The officers involved in the Young and Pilgrim cases were charged.
And Brooks ‘family lawyers have doubts about the reasons for DA Willis’ rejection in his case. Willis says her predecessor created a conflict of interest by indicting the officers involved.
An attorney for one of the criminals charged with the shooting of Brooks has argued in court that the case should be dismissed because of the legal battles.
Florida versus Georgia in the “water wars” …
The Apalachicola River oyster fisheries have suffered in recent years. Florida says it’s because not enough water is flowing out of Georgia, while Georgia blames Florida’s own mismanagement after the Gulf of Mexico oil spill. (Mark Wallheiser / Associated Press-File)
On Monday, Florida and Georgia attorneys will again argue in the US Supreme Court over water rights. The outcome of the fall will have an impact on communities and economies in both states. Molly Samuel from WABE worked with WFSU in Tallahassee to break down the impact on both states.
With and without electricity …
Georgia Power said the company learned from the polar vortex of 2014 and has since winterized facilities, so low temperatures here may not be as threatening as they are in Texas. (Wikimedia Commons)

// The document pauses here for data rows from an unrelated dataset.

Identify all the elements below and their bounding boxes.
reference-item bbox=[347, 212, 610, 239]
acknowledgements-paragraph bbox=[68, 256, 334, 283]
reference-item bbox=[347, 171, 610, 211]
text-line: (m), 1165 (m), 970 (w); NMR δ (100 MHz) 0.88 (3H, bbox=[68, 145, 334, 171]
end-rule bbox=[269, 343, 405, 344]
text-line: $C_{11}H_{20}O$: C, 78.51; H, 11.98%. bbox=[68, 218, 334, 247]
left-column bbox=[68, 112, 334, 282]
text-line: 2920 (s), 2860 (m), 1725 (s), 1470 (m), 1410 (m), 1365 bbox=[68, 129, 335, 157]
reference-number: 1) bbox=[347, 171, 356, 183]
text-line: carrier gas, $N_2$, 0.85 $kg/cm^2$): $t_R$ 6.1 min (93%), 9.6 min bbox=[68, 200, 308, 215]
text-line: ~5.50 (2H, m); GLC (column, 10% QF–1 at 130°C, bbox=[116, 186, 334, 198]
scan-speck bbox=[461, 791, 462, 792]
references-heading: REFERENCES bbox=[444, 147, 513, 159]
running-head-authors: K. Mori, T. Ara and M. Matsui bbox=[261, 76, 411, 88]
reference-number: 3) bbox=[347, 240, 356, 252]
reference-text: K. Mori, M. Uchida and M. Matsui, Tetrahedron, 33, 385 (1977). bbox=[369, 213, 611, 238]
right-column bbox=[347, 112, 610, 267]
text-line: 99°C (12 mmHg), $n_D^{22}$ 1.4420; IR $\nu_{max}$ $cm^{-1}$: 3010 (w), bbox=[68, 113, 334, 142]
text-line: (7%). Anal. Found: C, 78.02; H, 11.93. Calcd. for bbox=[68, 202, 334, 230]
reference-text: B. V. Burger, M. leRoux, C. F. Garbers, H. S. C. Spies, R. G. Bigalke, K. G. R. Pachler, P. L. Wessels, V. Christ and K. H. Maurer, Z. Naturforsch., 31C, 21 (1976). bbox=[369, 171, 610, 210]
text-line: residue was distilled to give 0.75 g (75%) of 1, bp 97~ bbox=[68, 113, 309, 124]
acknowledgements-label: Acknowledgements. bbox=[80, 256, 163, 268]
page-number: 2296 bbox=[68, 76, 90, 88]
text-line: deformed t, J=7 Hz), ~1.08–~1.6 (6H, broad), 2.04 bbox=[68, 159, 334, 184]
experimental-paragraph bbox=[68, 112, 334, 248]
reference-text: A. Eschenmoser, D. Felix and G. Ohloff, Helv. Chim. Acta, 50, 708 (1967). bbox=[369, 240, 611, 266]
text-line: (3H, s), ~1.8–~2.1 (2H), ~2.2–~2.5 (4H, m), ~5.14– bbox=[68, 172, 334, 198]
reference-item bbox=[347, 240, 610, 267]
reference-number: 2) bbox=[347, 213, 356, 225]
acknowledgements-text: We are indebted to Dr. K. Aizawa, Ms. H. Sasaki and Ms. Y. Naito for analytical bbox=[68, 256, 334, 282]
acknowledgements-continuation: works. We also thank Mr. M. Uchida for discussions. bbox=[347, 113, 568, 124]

The Texas power outage is causing officials across the country – including here in Georgia – to think about what’s next for energy reliability.

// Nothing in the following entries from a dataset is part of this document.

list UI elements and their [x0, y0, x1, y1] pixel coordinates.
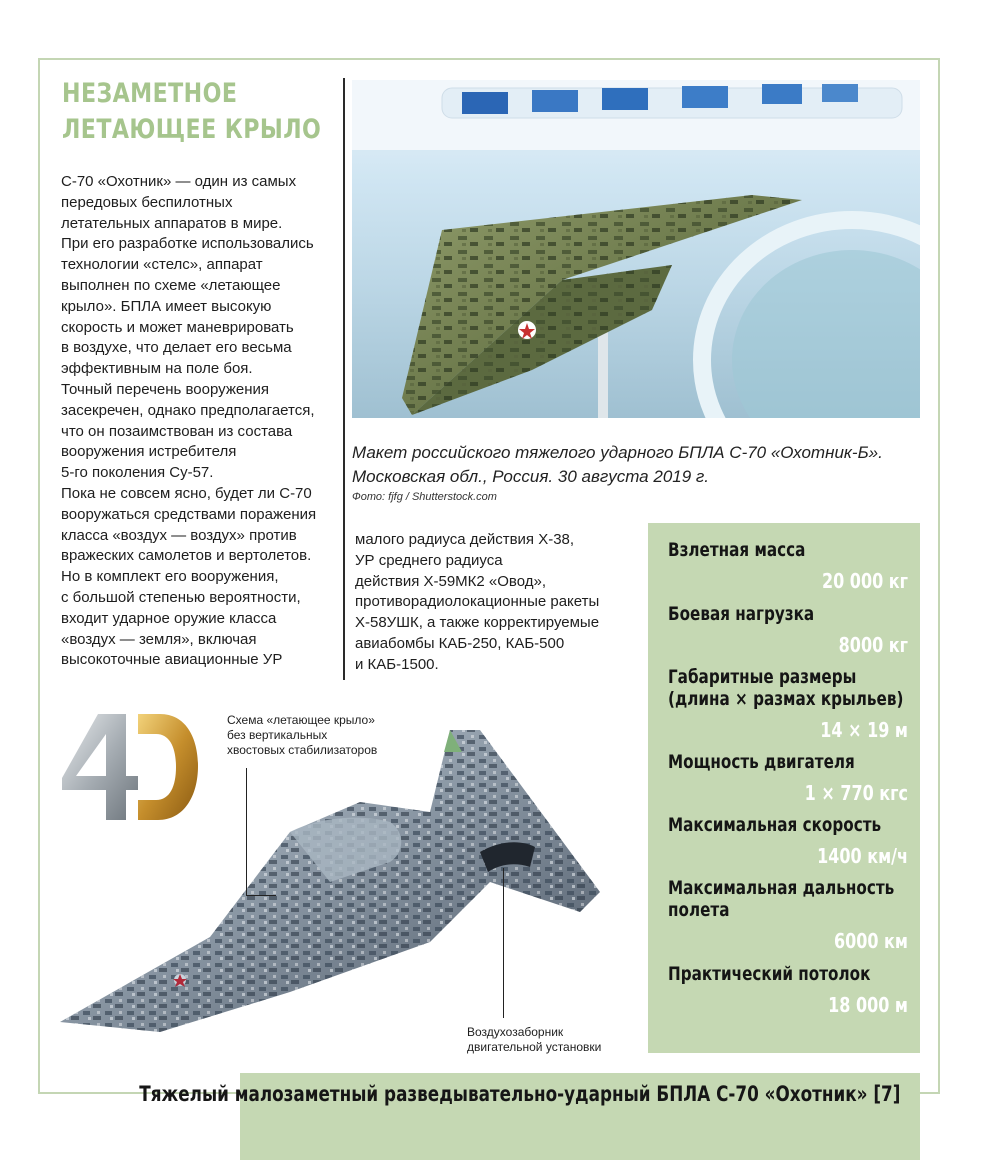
spec-label: Практический потолок — [668, 963, 871, 985]
spec-label: Взлетная масса — [668, 539, 806, 561]
spec-value: 20 000 кг — [821, 569, 908, 593]
drone-illustration-image — [60, 722, 620, 1042]
spec-value: 1 × 770 кгс — [804, 781, 908, 805]
photo-credit: Фото: fjfg / Shutterstock.com — [352, 491, 497, 503]
specs-panel — [648, 523, 920, 1053]
spec-row-max-speed — [668, 814, 908, 868]
drone-model-photo — [352, 80, 920, 418]
spec-value: 6000 км — [833, 929, 908, 953]
photo-caption: Макет российского тяжелого ударного БПЛА С-70 «Охотник-Б». Московская обл., Россия. 30 августа 2019 г. — [352, 443, 883, 486]
spec-row-takeoff-mass — [668, 539, 908, 593]
spec-label: Мощность двигателя — [668, 751, 855, 773]
callout-leader-line — [503, 868, 504, 1018]
callout-leader-line — [246, 895, 276, 896]
column-divider — [343, 78, 345, 680]
body-text-column-1: С-70 «Охотник» — один из самых передовых беспилотных летательных аппаратов в мире. При его разработке использовались технологии «стелс», аппарат выполнен по схеме «летающее крыло». БПЛА имеет высокую скорость и может маневрировать в воздухе, что делает его весьма эффективным на поле боя. Точный перечень вооружения засекречен, однако предполагается, что он позаимствован из состава вооружения истребителя 5-го поколения Су-57. Пока не совсем ясно, будет ли С-70 вооружаться средствами поражения класса «воздух — воздух» против вражеских самолетов и вертолетов. Но в комплект его вооружения, с большой степенью вероятности, входит ударное оружие класса «воздух — земля», включая высокоточные авиационные УР — [61, 173, 317, 669]
spec-value: 18 000 м — [828, 993, 908, 1017]
spec-label: Габаритные размеры (длина × размах крыльев) — [668, 666, 904, 710]
callout-flying-wing: Схема «летающее крыло» без вертикальных хвостовых стабилизаторов — [227, 713, 378, 757]
spec-row-service-ceiling — [668, 963, 908, 1017]
spec-row-dimensions — [668, 666, 908, 742]
drone-illustration — [60, 722, 620, 1042]
spec-row-max-range — [668, 877, 908, 953]
callout-air-intake: Воздухозаборник двигательной установки — [467, 1025, 602, 1054]
callout-leader-line — [246, 768, 247, 896]
spec-row-payload — [668, 603, 908, 657]
footer-title: Тяжелый малозаметный разведывательно-ударный БПЛА С-70 «Охотник» [7] — [138, 1082, 900, 1106]
body-text-column-2: малого радиуса действия Х-38, УР среднего радиуса действия Х-59МК2 «Овод», противорадиолокационные ракеты Х-58УШК, а также корректируемые авиабомбы КАБ-250, КАБ-500 и КАБ-1500. — [355, 531, 600, 673]
spec-row-engine-power — [668, 751, 908, 805]
spec-label: Максимальная скорость — [668, 814, 882, 836]
spec-label: Максимальная дальность полета — [668, 877, 895, 921]
spec-value: 14 × 19 м — [820, 718, 908, 742]
spec-value: 1400 км/ч — [817, 844, 908, 868]
spec-value: 8000 кг — [838, 633, 908, 657]
spec-label: Боевая нагрузка — [668, 603, 815, 625]
page-title: НЕЗАМЕТНОЕ ЛЕТАЮЩЕЕ КРЫЛО — [62, 78, 322, 145]
drone-model-photo-image — [352, 80, 920, 418]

Georgia Power, owned by the Southern Company, said in a statement to Susanna Capelouto of WABE that she learned from the polar vortex of 2014 when temperatures dropped to minus six and has since winterized facilities so low temperatures may not so high are a threat here.
However, according to Emily Grubert, a professor at Georgia Tech, energy companies should learn not only from considering cold weather, but also from the Texas power failure.

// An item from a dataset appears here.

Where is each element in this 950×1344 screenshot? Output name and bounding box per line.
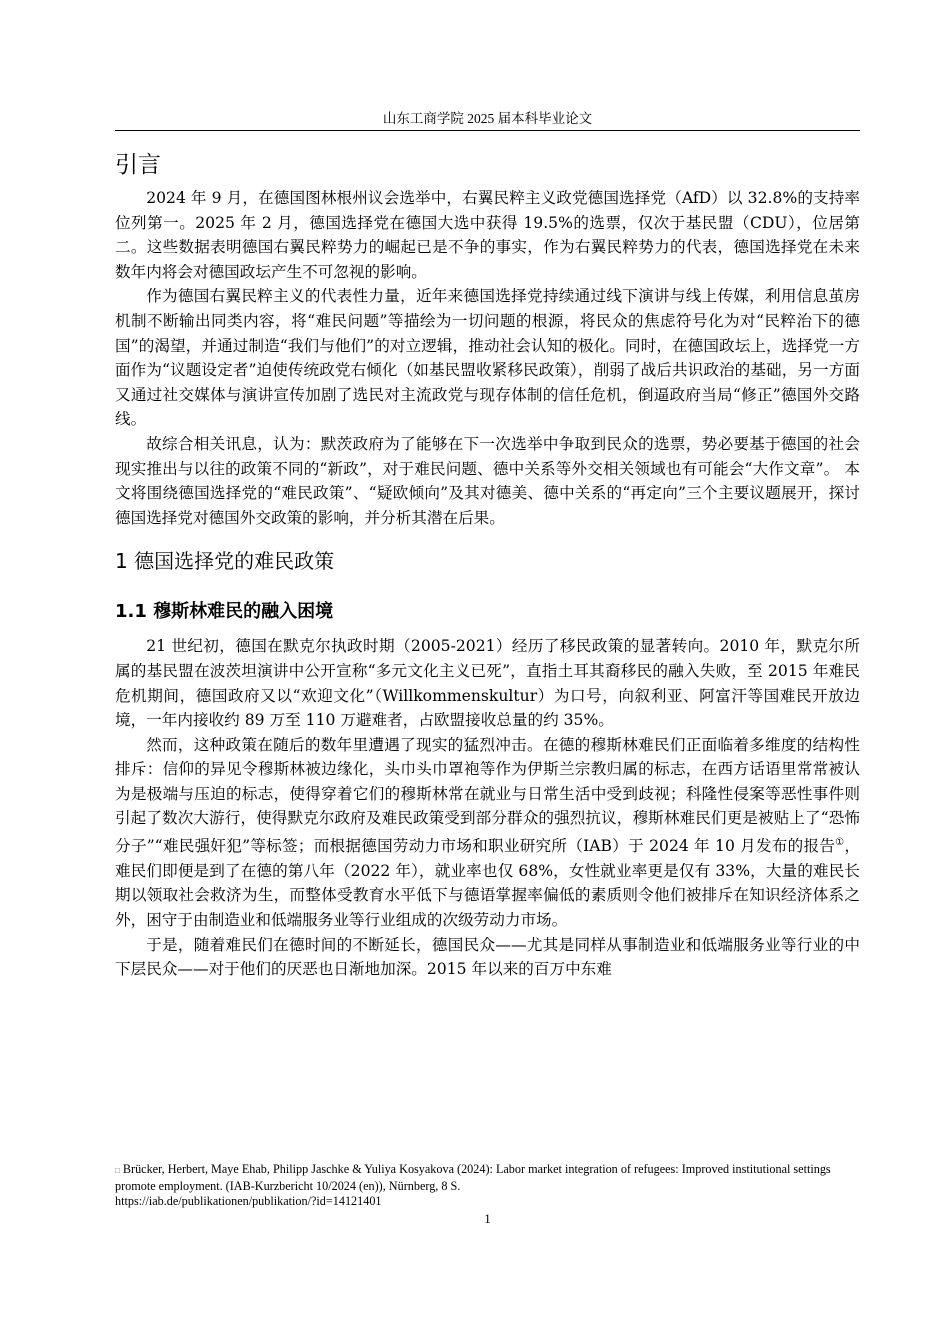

“I think the general lesson from this, and from last year’s power outages in California, is that the grids are facing challenges that are beyond their needs,” said Grubert.
Tom Fanning, CEO of Southern Company, said he had already spoken to the Biden Administration about making power grids not only reliable but also more resilient for national security reasons.
The COVID-19 vaccine and the breed …
Georgia’s new COVID-19 vaccine dashboard shows most of the vaccinations given in the state were given to whites. (Michael Ciaglo / Getty Images)
The majority of the COVID-19 vaccine doses given in Georgia went to whites. WABE’s Sam Whitehead reports that this is in line with the state’s new COVID-19 vaccine dashboard released this week.
“That’s what the dashboard is for: It should give us the data where we need to go,” said Governor Brian Kemp. “What do we have to do? Whether it’s in the African American community, Latino, Asian, whatever it is. “
Kemp said the hesitation of the vaccine in color communities could be a reason for the trend. However, public health experts and advocates have raised concerns that the state is not doing enough to get doses to marginalized groups.
Do you remember a flourishing civil rights symbol …
Artist Stan Herd created this John Lewis earthwork piece in Atlanta Freedom Park to honor the longtime congressman and civil rights activist. (Angie Wang / The Associated Press)
Volunteers are planting hundreds of trees and flowers along the John Lewis Freedom Parkway this weekend in honor of the late Congressman and civil rights icon. There will be more than 300 flowering trees, flowering shrubs and fields of daffodils stretching from the park to the boulevard.
Lewis died in July after battling pancreatic cancer. He would have turned 81 on Sunday.